Kommentar von Sandra Holdsworth, Head of Global Rates UK bei Aegon Asset Management
Wir alle haben uns in den letzten 12 Monaten daran gewöhnt, Diagramme zu betrachten – Infektionsraten, R-Werte, Ländervergleiche von Fällen – die Liste ließe sich beliebig fortsetzen. In der jüngsten Phase der Pandemie ist das Diagramm, das im Fokus steht, eines, das die Rate der Impfung nach Land zeigt. Tägliche Aktualisierungen verstärken das „Drama“, zu sehen, welches Land am schnellsten impft. Dank dieser Programme ist es sehr wahrscheinlich, dass nationale und lokale Lockdowns zu einer fernen Erinnerung werden und der Druck auf die Gesundheitssysteme zurückgehen werden.
Nach einem katastrophalen Jahr 2020 scheint es Großbritannien jetzt ziemlich gut zu gehen, was für uns alle eine angenehme Überraschung war. Die Impfquoten sind höher als in den USA und der EU, und die daraus resultierende Aufbruchsstimmung überträgt sich nun auf die Wirtschaft. Die jüngsten Einkaufsmanagerindizes zeigen, dass die Erwartungen für das verarbeitende Gewerbe auf einem Zwölfmonatshoch liegen und die Erwartungen für den Dienstleistungssektor sich nur knapp unter einem Zwölfmonatshoch befinden. Diese positiven Anzeichen kommen zu einer Zeit, in der sich das Land noch in einem nationalen Lockdown befindet und große Teile der Dienstleistungswirtschaft noch brach liegen. Wenn sich die Wirtschaft öffnet, erwarten wir einen weiteren Anstieg des Optimismus. Das Verbrauchervertrauen liegt jetzt nur noch knapp unter dem Niveau vor dem 19. September und ist überraschenderweise auch während des aktuellen Lockdowns gestiegen. Die Hauspreise steigen weiter und die Ersparnisse haben zugenommen. Kurz gesagt, die Nation ist zuversichtlicher geworden und hat Geld zum Ausgeben.

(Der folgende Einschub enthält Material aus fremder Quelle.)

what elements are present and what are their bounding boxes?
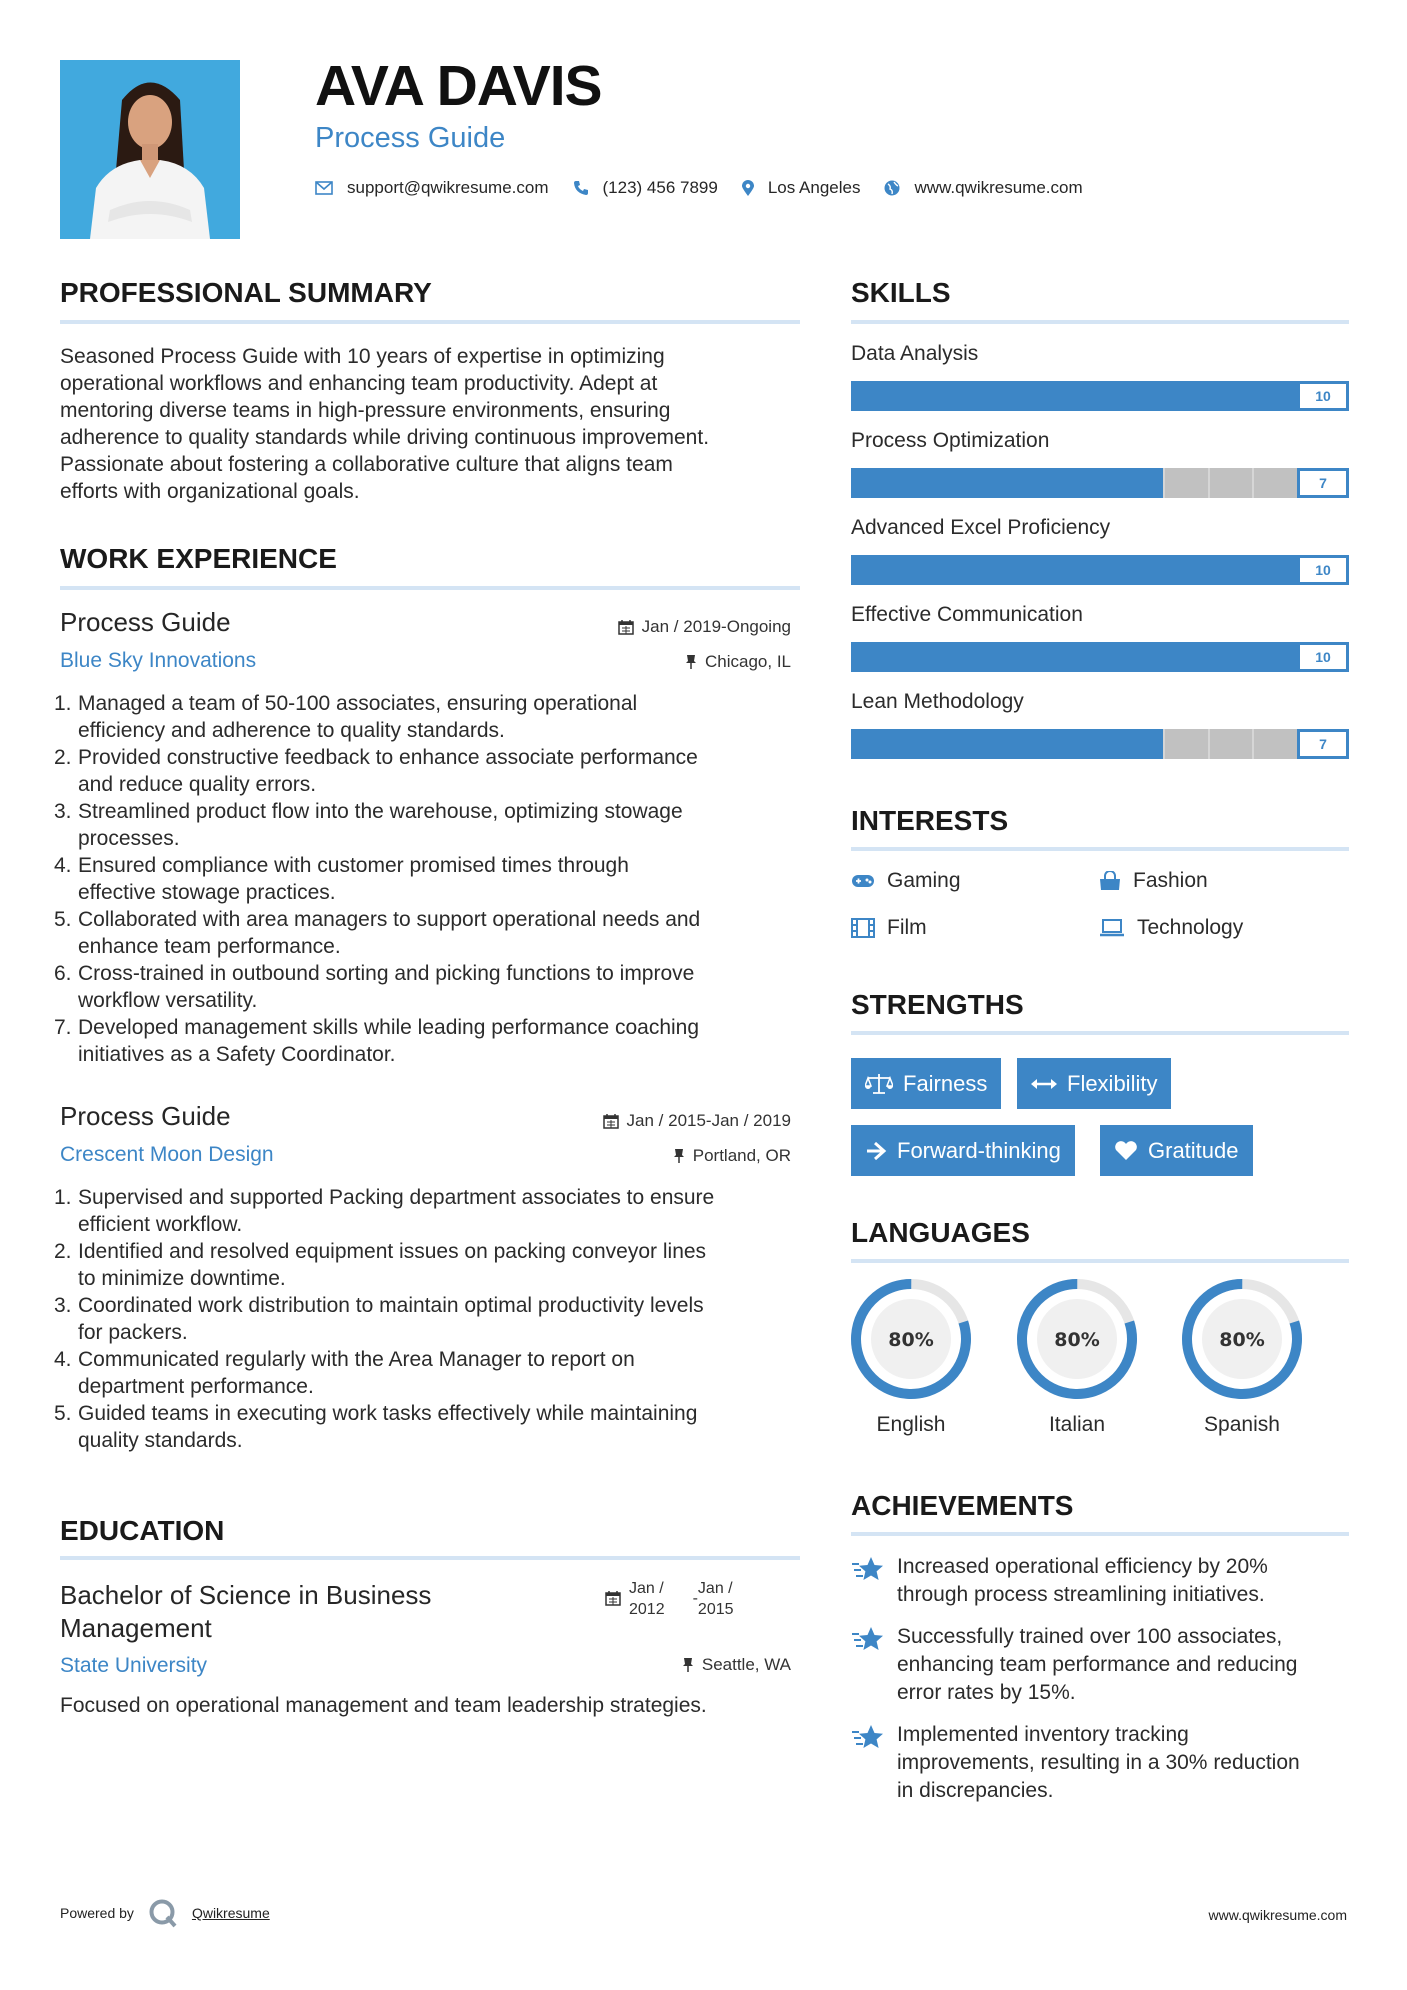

Dies bringt uns zur Geldpolitik. Auf der jüngsten Sitzung des geldpolitischen Ausschusses (MPC) der Bank of England wurde im Protokoll festgehalten, dass sich seit Februar (als der letzte geldpolitische Bericht veröffentlicht wurde) die wirtschaftlichen Aussichten in mehrfacher Hinsicht verbessert haben. Insbesondere die Konjunktur in Großbritannien hat sich stärker entwickelt als erwartet, die britische Fiskalpolitik ist unterstützender, die US-Fiskalpolitik ist weitaus expansiver als prognostiziert, die Weltwirtschaft war stärker und die Ölpreise waren höher. Es ist daher wahrscheinlich, dass der MPC bei der Veröffentlichung des nächsten Berichts im Mai seinen Ausblick sowohl für das britische Wirtschaftswachstum als auch für die Inflation anheben wird. Die Bank of England hat das primäre Mandat, die Inflation nicht über 2 % steigen zu lassen. Dies unterscheidet sich nun etwas von der geldpolitischen Haltung in den USA. Der Preisstabilitätsindex des US Federal Open Markets Committee ist als durchschnittliche Inflationsrate von 2 % definiert. Der Unterschied ist subtil, doch dies bedeutet, dass – wenn die Inflationsraten in beiden Ländern mit dem gleichen Profil ansteigen – das Mandat der Bank of England zur Folge hat, als erste Notenbank eine Straffung der Geldpolitik in Erwägung zu ziehen.
Zweifellos ist es eine erfreuliche Nachricht, dass es der Erfolg und die Wirksamkeit eines Impfprogramms den Volkswirtschaften und Nationen ermöglicht, sich von einem katastrophalen Jahr zu erholen. Doch als Folge dieses Aufschwungs könnten die Zentralbanken beginnen, von ihrem tiefen Notfall-Zinsniveau abzurücken. In Anbetracht der wirtschaftlichen Expansion in Großbritannien und des Mandats der Bank of England wäre es nicht ausgeschlossen, dass sie die erste Zentralbank sein wird, die dies tut.